Selain tindakan intoleransi, fenomena yang juga patut diperhatikan adalah adalah kian meningkatnya radikalisme keagamaan. Radikalisme keagamaan ini malah bergandengan dengan radikalisme dalam politik sehingga daya rusaknya terhadap rajutan sosial makin berat.

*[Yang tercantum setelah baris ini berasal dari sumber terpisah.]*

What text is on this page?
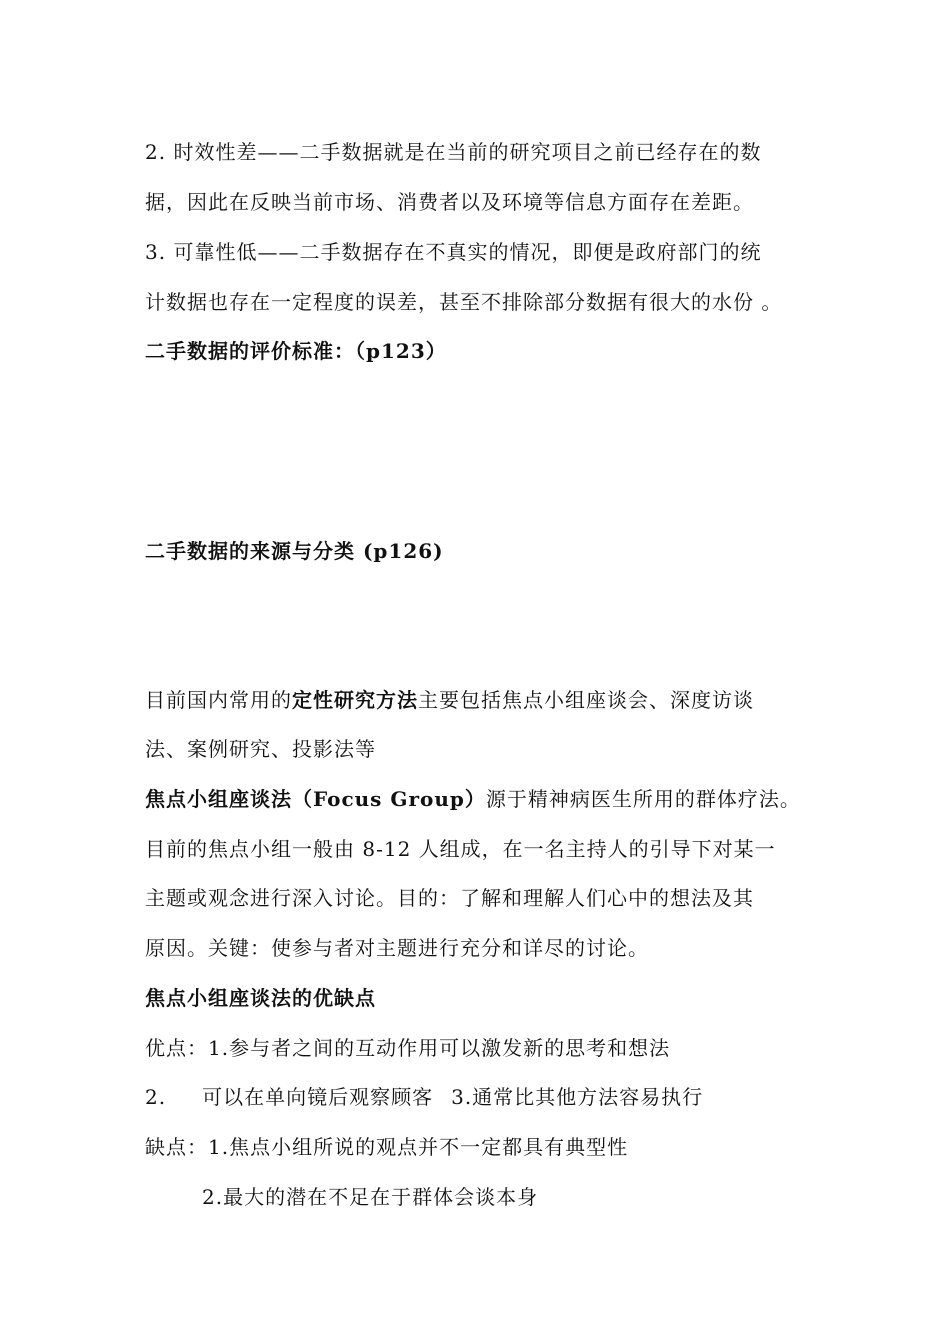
2. 时效性差——二手数据就是在当前的研究项目之前已经存在的数
据，因此在反映当前市场、消费者以及环境等信息方面存在差距。
3. 可靠性低——二手数据存在不真实的情况，即便是政府部门的统
计数据也存在一定程度的误差，甚至不排除部分数据有很大的水份 。
二手数据的评价标准：（p123）
二手数据的来源与分类 (p126)
目前国内常用的定性研究方法主要包括焦点小组座谈会、深度访谈
法、案例研究、投影法等
焦点小组座谈法（Focus Group）源于精神病医生所用的群体疗法。
目前的焦点小组一般由 8-12 人组成，在一名主持人的引导下对某一
主题或观念进行深入讨论。目的：了解和理解人们心中的想法及其
原因。关键：使参与者对主题进行充分和详尽的讨论。
焦点小组座谈法的优缺点
优点：1.参与者之间的互动作用可以激发新的思考和想法
2. 可以在单向镜后观察顾客 3.通常比其他方法容易执行
缺点：1.焦点小组所说的观点并不一定都具有典型性
2.最大的潜在不足在于群体会谈本身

Terkait dengan kebebasan agama, Musdah Mulia mengatakan, secara normatif kebebasan beragama mengandung delapan unsur. Pertama, kebebasan bagi setiap orang menganut agama atau kepercayaan atas dasar pilihan bebas. Kedua, kebebasan memanifestasikan agama atau kepercayaan dalam bentuk ritual dan peribadatan. Ketiga, kebebasan dari segala bentuk pemaksaan. Keempat, kebebasan dari segala bentuk diskriminasi. Kelima, kebebasan yang mengakui hak orang tua atau wali. Keenam, kebebasan bagi setiap komunitas keagamaan untuk berorganisasi atau berserikat. Ketujuh, kebebasan bagi setiap orang untuk memanifestasikan ajaran agama hanya dapat dibatasi oleh UU. UU dibuat demi kepentingan melindungi keselamatan dan ketertiban publik, kesehatan atau kesusilaan umum atau hak-hak dasar orang lain. Kedelapan, negara menjamin pemenuhan hak kebebasan internal bagi setiap orang, dan itu bersifat non-derogability.

“Jika delapan unsur ini diimplementasikan dengan baik dalam kehidupan masyarakat akan terwujud suasana damai penuh toleransi. Setiap komunitas agama akan menghormati komunitas lain, dan mereka dapat berkomunikasi dan bekerja sama dalam suasana saling pengertian, penuh cinta kasih,” kata Guru Besar di Universitas Islam Negeri Syarif Hidayatullah Jakarta  dalam keterangan tertulisnya.